Still, just as scientists believe AI can invent new drugs, the introduction of AI might give rise to new formations and play styles a human may never have come up with.

Does this matter? Visionary coaches have always upended the way football is played by trying something new, whether it was the Netherlands’ “Total Football” style — where players’ positions were fluid — or the more recent “Gegenpresse,” an intense high-pressure technique perfected by Klopp’s teams.

Yet football fans, who can be a conservative sort, might scoff at a new philosophy introduced by AI rather than a visionary coach. Unorthodox play could uglify the beautiful game — or improve it.

These are early days, and the technology is still primitive.

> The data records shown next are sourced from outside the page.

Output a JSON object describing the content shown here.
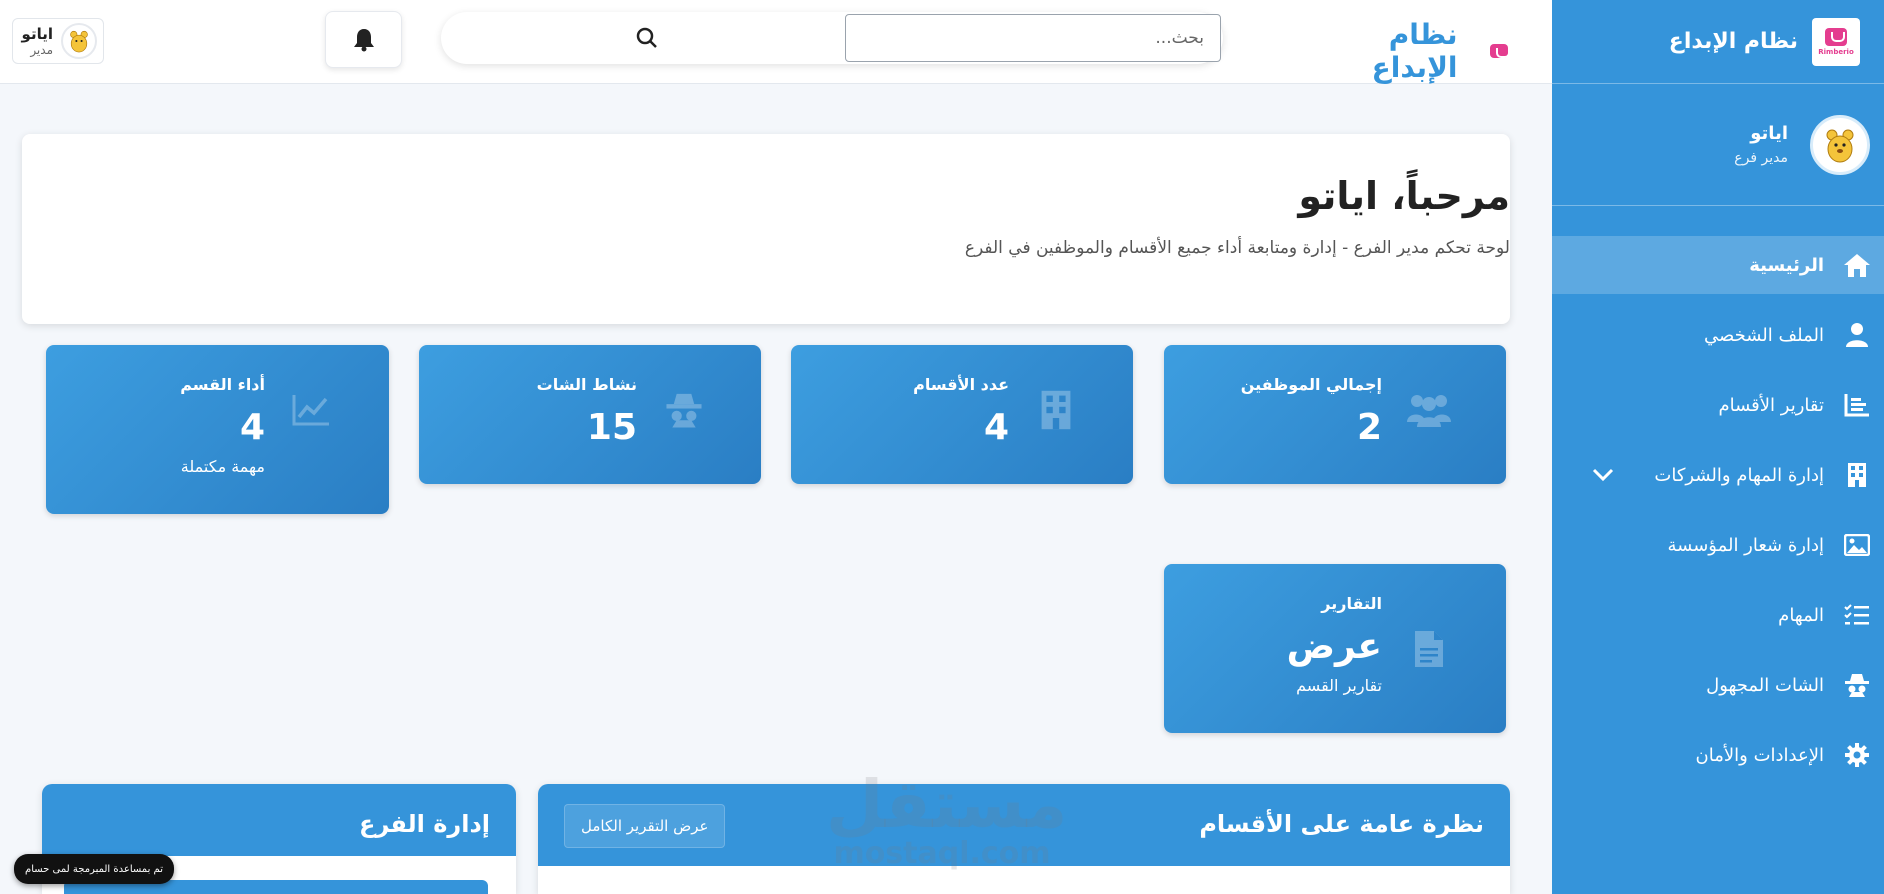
{
  "brand": {
    "name": "نظام الإبداع",
    "logo_text": "Rimberio"
  },
  "user": {
    "name": "اياتو",
    "sidebar_role": "مدير فرع",
    "topbar_role": "مدير"
  },
  "search": {
    "placeholder": "بحث..."
  },
  "sidebar": {
    "items": [
      {
        "label": "الرئيسية",
        "icon": "home-icon",
        "active": true
      },
      {
        "label": "الملف الشخصي",
        "icon": "user-icon"
      },
      {
        "label": "تقارير الأقسام",
        "icon": "chart-icon"
      },
      {
        "label": "إدارة المهام والشركات",
        "icon": "building-icon",
        "has_submenu": true
      },
      {
        "label": "إدارة شعار المؤسسة",
        "icon": "image-icon"
      },
      {
        "label": "المهام",
        "icon": "tasks-icon"
      },
      {
        "label": "الشات المجهول",
        "icon": "incognito-icon"
      },
      {
        "label": "الإعدادات والأمان",
        "icon": "gear-icon"
      }
    ]
  },
  "welcome": {
    "title": "مرحباً، اياتو",
    "subtitle": "لوحة تحكم مدير الفرع - إدارة ومتابعة أداء جميع الأقسام والموظفين في الفرع"
  },
  "stats": {
    "employees": {
      "label": "إجمالي الموظفين",
      "value": "2",
      "icon": "users-icon"
    },
    "departments": {
      "label": "عدد الأقسام",
      "value": "4",
      "icon": "building-icon"
    },
    "chat": {
      "label": "نشاط الشات",
      "value": "15",
      "icon": "incognito-icon"
    },
    "performance": {
      "label": "أداء القسم",
      "value": "4",
      "sub": "مهمة مكتملة",
      "icon": "line-chart-icon"
    },
    "reports": {
      "label": "التقارير",
      "value": "عرض",
      "sub": "تقارير القسم",
      "icon": "file-icon"
    }
  },
  "panels": {
    "overview": {
      "title": "نظرة عامة على الأقسام",
      "button": "عرض التقرير الكامل"
    },
    "branch": {
      "title": "إدارة الفرع"
    }
  },
  "watermark": {
    "ar": "مستقل",
    "en": "mostaql.com"
  },
  "toast": {
    "text": "تم بمساعدة المبرمجة لمى حسام"
  },
  "colors": {
    "primary": "#3594da",
    "background": "#f4f7fb",
    "logo_pink": "#e43d8f"
  }
}
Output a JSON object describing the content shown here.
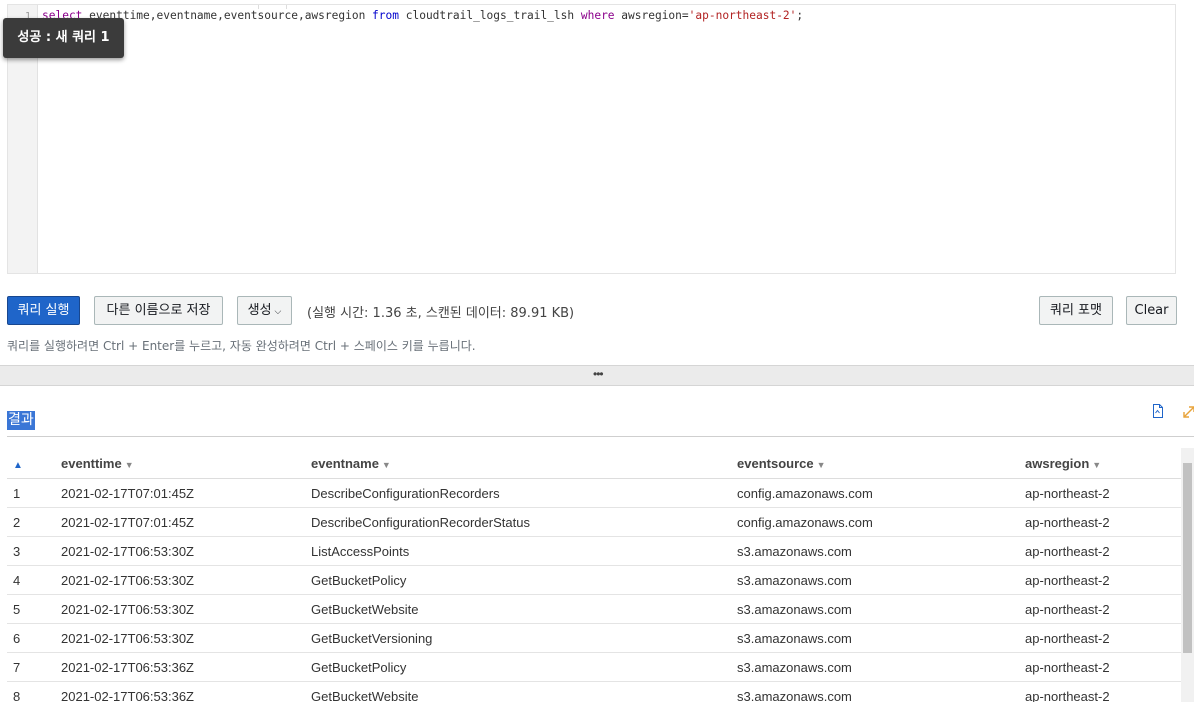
{
  "editor": {
    "line_number": "1",
    "query": {
      "kw_select": "select",
      "columns": " eventtime,eventname,eventsource,awsregion ",
      "kw_from": "from",
      "table": " cloudtrail_logs_trail_lsh ",
      "kw_where": "where",
      "cond": " awsregion=",
      "value": "'ap-northeast-2'",
      "end": ";"
    }
  },
  "toast": {
    "text": "성공 : 새 쿼리 1"
  },
  "actions": {
    "run": "쿼리 실행",
    "save_as": "다른 이름으로 저장",
    "create": "생성",
    "create_chevron": "⌵",
    "exec_info": "(실행 시간: 1.36 초, 스캔된 데이터: 89.91 KB)",
    "format": "쿼리 포맷",
    "clear": "Clear"
  },
  "hint": "쿼리를 실행하려면 Ctrl + Enter를 누르고, 자동 완성하려면 Ctrl + 스페이스 키를 누릅니다.",
  "splitter": {
    "handle": "•••"
  },
  "results": {
    "title": "결과",
    "columns": [
      "eventtime",
      "eventname",
      "eventsource",
      "awsregion"
    ],
    "rows": [
      {
        "n": "1",
        "eventtime": "2021-02-17T07:01:45Z",
        "eventname": "DescribeConfigurationRecorders",
        "eventsource": "config.amazonaws.com",
        "awsregion": "ap-northeast-2"
      },
      {
        "n": "2",
        "eventtime": "2021-02-17T07:01:45Z",
        "eventname": "DescribeConfigurationRecorderStatus",
        "eventsource": "config.amazonaws.com",
        "awsregion": "ap-northeast-2"
      },
      {
        "n": "3",
        "eventtime": "2021-02-17T06:53:30Z",
        "eventname": "ListAccessPoints",
        "eventsource": "s3.amazonaws.com",
        "awsregion": "ap-northeast-2"
      },
      {
        "n": "4",
        "eventtime": "2021-02-17T06:53:30Z",
        "eventname": "GetBucketPolicy",
        "eventsource": "s3.amazonaws.com",
        "awsregion": "ap-northeast-2"
      },
      {
        "n": "5",
        "eventtime": "2021-02-17T06:53:30Z",
        "eventname": "GetBucketWebsite",
        "eventsource": "s3.amazonaws.com",
        "awsregion": "ap-northeast-2"
      },
      {
        "n": "6",
        "eventtime": "2021-02-17T06:53:30Z",
        "eventname": "GetBucketVersioning",
        "eventsource": "s3.amazonaws.com",
        "awsregion": "ap-northeast-2"
      },
      {
        "n": "7",
        "eventtime": "2021-02-17T06:53:36Z",
        "eventname": "GetBucketPolicy",
        "eventsource": "s3.amazonaws.com",
        "awsregion": "ap-northeast-2"
      },
      {
        "n": "8",
        "eventtime": "2021-02-17T06:53:36Z",
        "eventname": "GetBucketWebsite",
        "eventsource": "s3.amazonaws.com",
        "awsregion": "ap-northeast-2"
      }
    ]
  },
  "colors": {
    "primary": "#1f65c9",
    "selection": "#3a76d6"
  },
  "icons": {
    "doc": "document-icon",
    "expand": "expand-icon",
    "sort_up": "sort-ascending-icon",
    "sort": "sort-caret-icon"
  }
}
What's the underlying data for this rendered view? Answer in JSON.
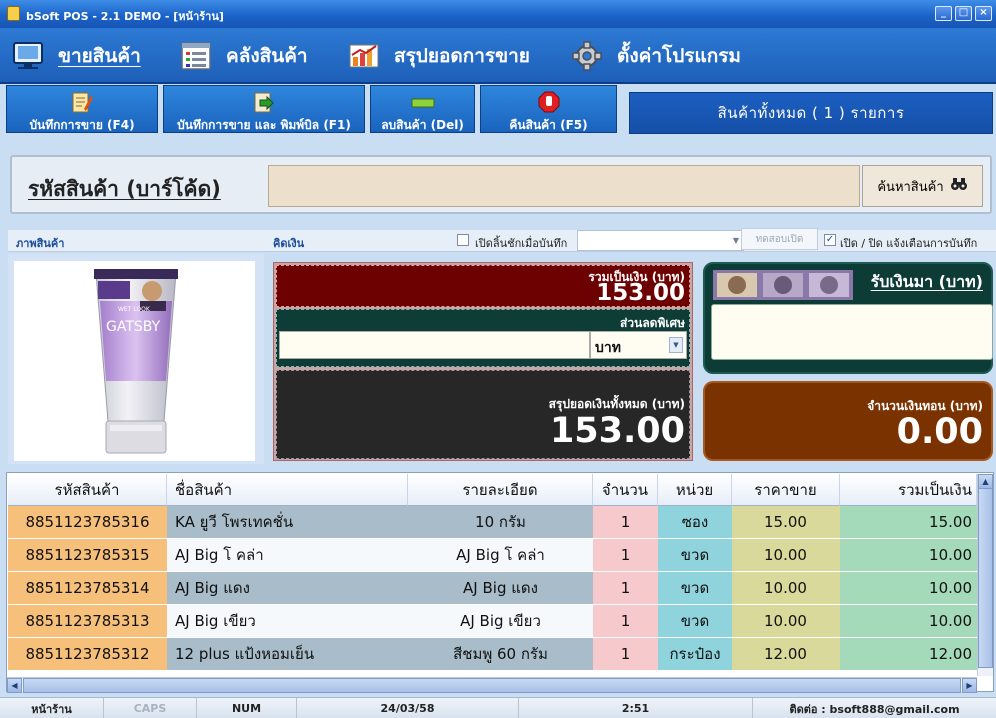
{
  "window": {
    "title": "bSoft POS - 2.1 DEMO - [หน้าร้าน]"
  },
  "menu": [
    {
      "label": "ขายสินค้า",
      "icon": "monitor-icon"
    },
    {
      "label": "คลังสินค้า",
      "icon": "inventory-list-icon"
    },
    {
      "label": "สรุปยอดการขาย",
      "icon": "sales-chart-icon"
    },
    {
      "label": "ตั้งค่าโปรแกรม",
      "icon": "gear-icon"
    }
  ],
  "toolbar": {
    "save": "บันทึกการขาย (F4)",
    "save_print": "บันทึกการขาย และ พิมพ์บิล (F1)",
    "delete": "ลบสินค้า (Del)",
    "return": "คืนสินค้า (F5)",
    "total_count": "สินค้าทั้งหมด ( 1 ) รายการ"
  },
  "barcode": {
    "label": "รหัสสินค้า (บาร์โค้ด)",
    "value": "",
    "search_label": "ค้นหาสินค้า"
  },
  "options": {
    "product_image_label": "ภาพสินค้า",
    "checkout_label": "คิดเงิน",
    "open_drawer_label": "เปิดลิ้นชักเมื่อบันทึก",
    "open_drawer_checked": false,
    "drawer_select_value": "",
    "test_open_label": "ทดสอบเปิด",
    "notify_label": "เปิด / ปิด แจ้งเตือนการบันทึก",
    "notify_checked": true
  },
  "product_image": {
    "brand": "GATSBY",
    "subtext": "WET LOOK"
  },
  "payment": {
    "subtotal_label": "รวมเป็นเงิน (บาท)",
    "subtotal_value": "153.00",
    "discount_label": "ส่วนลดพิเศษ",
    "discount_value": "",
    "discount_unit": "บาท",
    "grand_total_label": "สรุปยอดเงินทั้งหมด (บาท)",
    "grand_total_value": "153.00",
    "cash_received_label": "รับเงินมา (บาท)",
    "cash_received_value": "",
    "change_label": "จำนวนเงินทอน (บาท)",
    "change_value": "0.00"
  },
  "table": {
    "headers": [
      "รหัสสินค้า",
      "ชื่อสินค้า",
      "รายละเอียด",
      "จำนวน",
      "หน่วย",
      "ราคาขาย",
      "รวมเป็นเงิน"
    ],
    "rows": [
      [
        "8851123785316",
        "KA ยูวี โพรเทคชั่น",
        "10 กรัม",
        "1",
        "ซอง",
        "15.00",
        "15.00"
      ],
      [
        "8851123785315",
        "AJ Big โ คล่า",
        "AJ Big โ คล่า",
        "1",
        "ขวด",
        "10.00",
        "10.00"
      ],
      [
        "8851123785314",
        "AJ Big แดง",
        "AJ Big แดง",
        "1",
        "ขวด",
        "10.00",
        "10.00"
      ],
      [
        "8851123785313",
        "AJ Big เขียว",
        "AJ Big เขียว",
        "1",
        "ขวด",
        "10.00",
        "10.00"
      ],
      [
        "8851123785312",
        "12 plus แป้งหอมเย็น",
        "สีชมพู 60 กรัม",
        "1",
        "กระป๋อง",
        "12.00",
        "12.00"
      ]
    ]
  },
  "status": {
    "screen": "หน้าร้าน",
    "caps": "CAPS",
    "num": "NUM",
    "date": "24/03/58",
    "time": "2:51",
    "contact": "ติดต่อ : bsoft888@gmail.com"
  },
  "colors": {
    "brand_blue": "#1d64c4",
    "subtotal_bg": "#6d0000",
    "discount_bg": "#0d3d36",
    "change_bg": "#7a3300"
  }
}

Corner kicks were chosen for the research because they are one of the few structured moments within the game — open play will be far more difficult to deconstruct. When I spoke to DeepMind’s researchers this week, they cautioned that while they can analyze data from a lot of football matches, it’s a minuscule sample compared with the trillions of data points that go into making a tool like ChatGPT.

But already it might be time for governing bodies such as FIFA to draw clear lines: Should teams be allowed to make AI-powered decisions in real time? Should AI insights be communicated directly to players on the field, and how? How do we make sure teams that can afford expensive computing power don’t gain an unfair advantage over those that can’t?

Football may never be the same again. 

(1) The experts, already employed by Liverpool, were three data scientists, one video analyst and a coaching assistant.

Dave Lee is Bloomberg Opinion’s US technology columnist. He was previously a correspondent for the Financial Times and BBC News.